I find this difficult for two reasons. First, I am not entirely sure but my understanding is that the belief in two gods is Zoroastrianism and was a much later religion. I believe that the ancient Egyptian and Midianite religions worshipped many gods, and not just two. In fact, the K'li Yakar specifically refers to the Babylonian religion of the talmudic era, long after the episode with Yisro. Second, K'li Yakar's explanation of why the name Elokim is used for the good and YKVK for the bad seems to me to be strained. One would have thought that it would be the reverse -- YKVK, the name of mercy, for the good and Elokim, the name of judgment, for the bad. It is the opposite, the K'li Yakar explains, to show that the righteous can reverse the attribute of judgment and the wicked can reverse the attribute of mercy.
III. Other Explanations
The Netziv, in his Ha'amek Davar commentary, explains that the name Elokim refers to the strictness God utilized in avenging the wrongs done to the Israelites.
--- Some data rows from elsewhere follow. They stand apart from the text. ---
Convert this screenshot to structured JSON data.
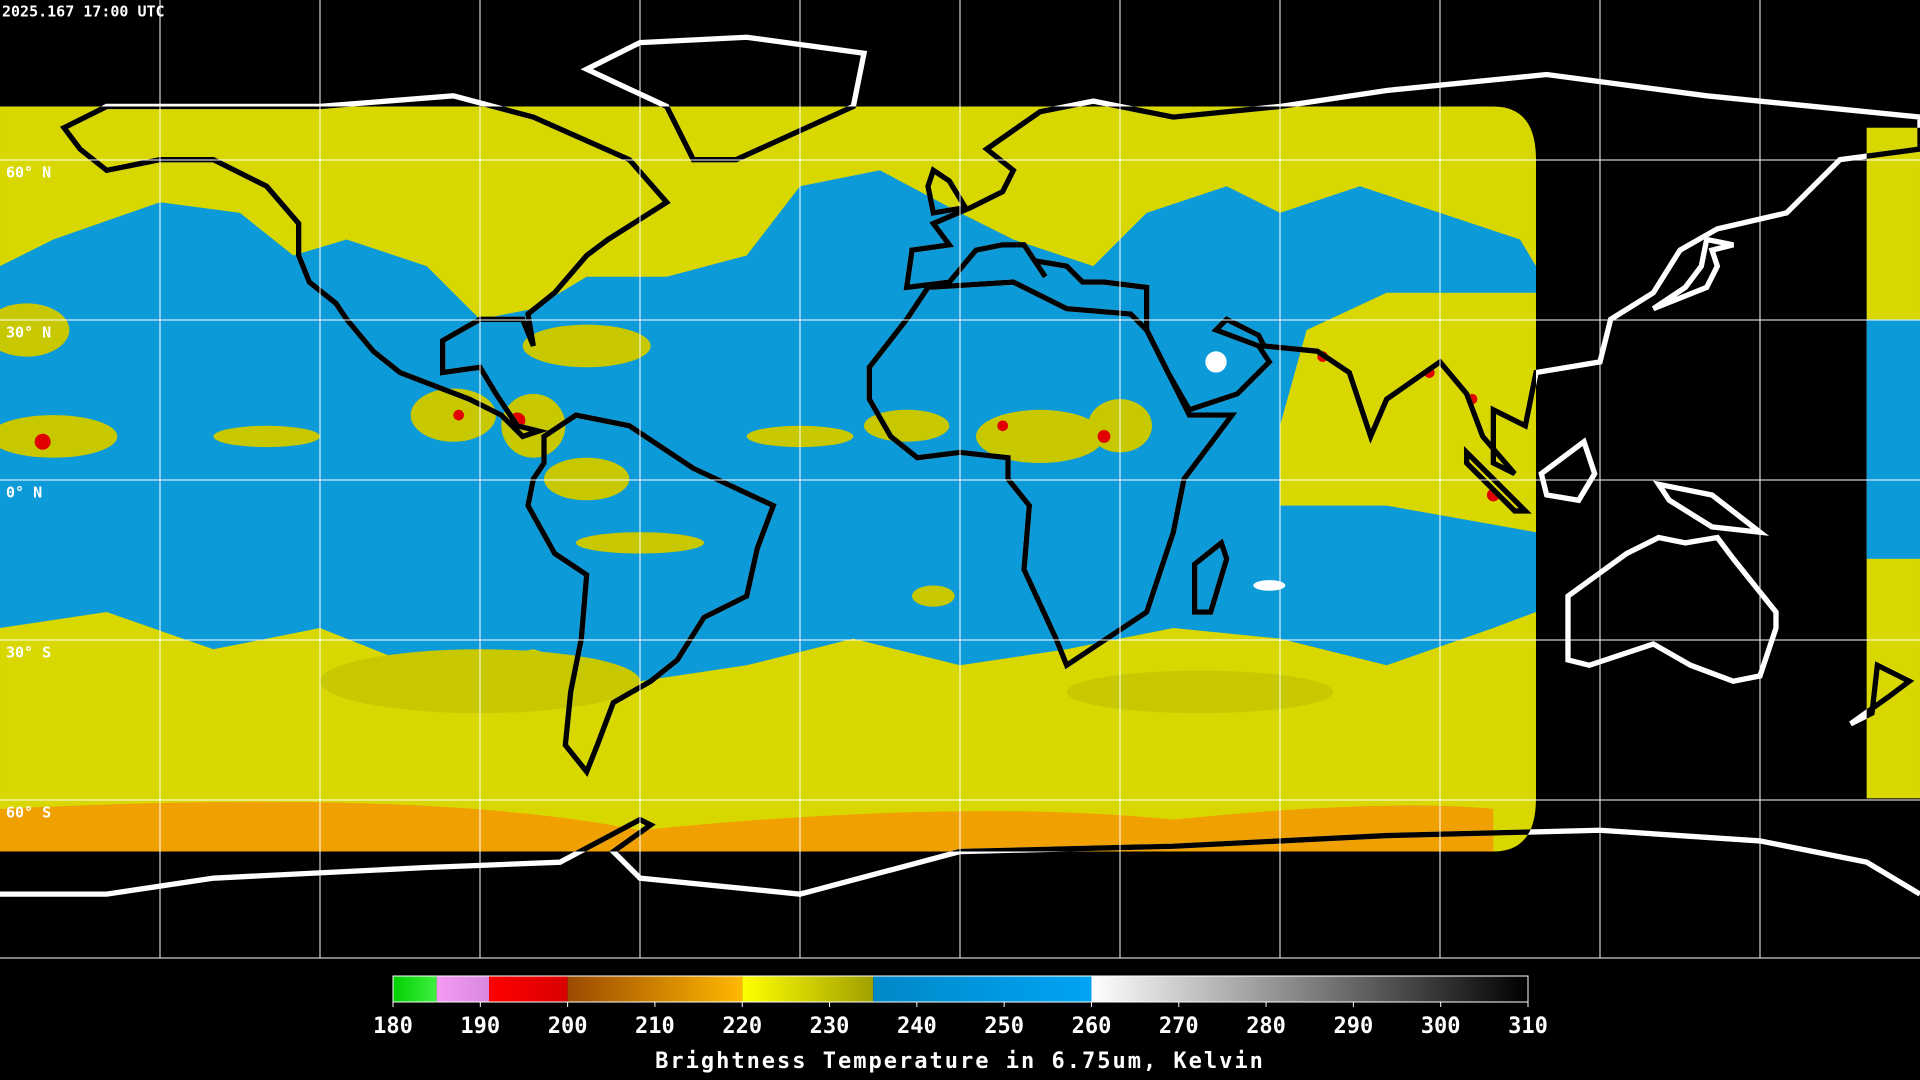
{
  "header": {
    "timestamp": "2025.167 17:00 UTC"
  },
  "map": {
    "lat_labels": [
      "60° N",
      "30° N",
      "0° N",
      "30° S",
      "60° S"
    ]
  },
  "colorbar": {
    "title": "Brightness Temperature in 6.75um, Kelvin",
    "range": [
      180,
      310
    ],
    "ticks": [
      180,
      190,
      200,
      210,
      220,
      230,
      240,
      250,
      260,
      270,
      280,
      290,
      300,
      310
    ],
    "segments": [
      {
        "from": 180,
        "to": 185,
        "colors": [
          "#00d000",
          "#40f040"
        ]
      },
      {
        "from": 185,
        "to": 191,
        "colors": [
          "#f59af5",
          "#d888e0"
        ]
      },
      {
        "from": 191,
        "to": 200,
        "colors": [
          "#ff0000",
          "#d80000"
        ]
      },
      {
        "from": 200,
        "to": 220,
        "colors": [
          "#9a4a00",
          "#ffb800"
        ]
      },
      {
        "from": 220,
        "to": 235,
        "colors": [
          "#ffff00",
          "#a0a000"
        ]
      },
      {
        "from": 235,
        "to": 260,
        "colors": [
          "#0088c8",
          "#00a4f4"
        ]
      },
      {
        "from": 260,
        "to": 310,
        "colors": [
          "#ffffff",
          "#000000"
        ]
      }
    ]
  }
}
He further explains the repetition in that Moshe told Yisro what he had not yet heard, the mercy involved in the plagues. Moshe told Yisro that the plagues were not only vengeance but also in order to make God's presence known and that the plagues affected Pharaoh more than the other Egyptians for this very purpose.
Cassuto states that the name Elokim is a general term that refers to a god that was universally acknowledged while YKVK refers to the specifically Israelite God. Elokim is used except where emphasizing the Israelite God or when Moshe speaks. Moshe merely told Yisro more details that impressed him even more.
IV. The Critics
I would have thought that source critics would have jumped all over this doublet, and attributed the mention of YKVK in verse 1 as a mere gloss from a different source. But they don't. The following is from John Durham, Word Biblical Commentary to Exodus, pp. 240-241:
This collection of motifs around a single and dominant figure gives Exod 18 a kind of unity lacking in most of the narratives of Exodus, or, for that matter, most of the tetrateuch. The commentators have generally accounted for this by assigning Exod 18 to a single source, E (so Beer, 94-95; Hyatt, 186; Noth, 146), or to E with a few notes from J (so Driver, 161-67; Davies, 147; Knight, 125).In other words, despite the clear opportunity here to divide the passage into two, the thematic unity is enough to convince leading commentators and source critics that this passage is not a doublet. I find this significant.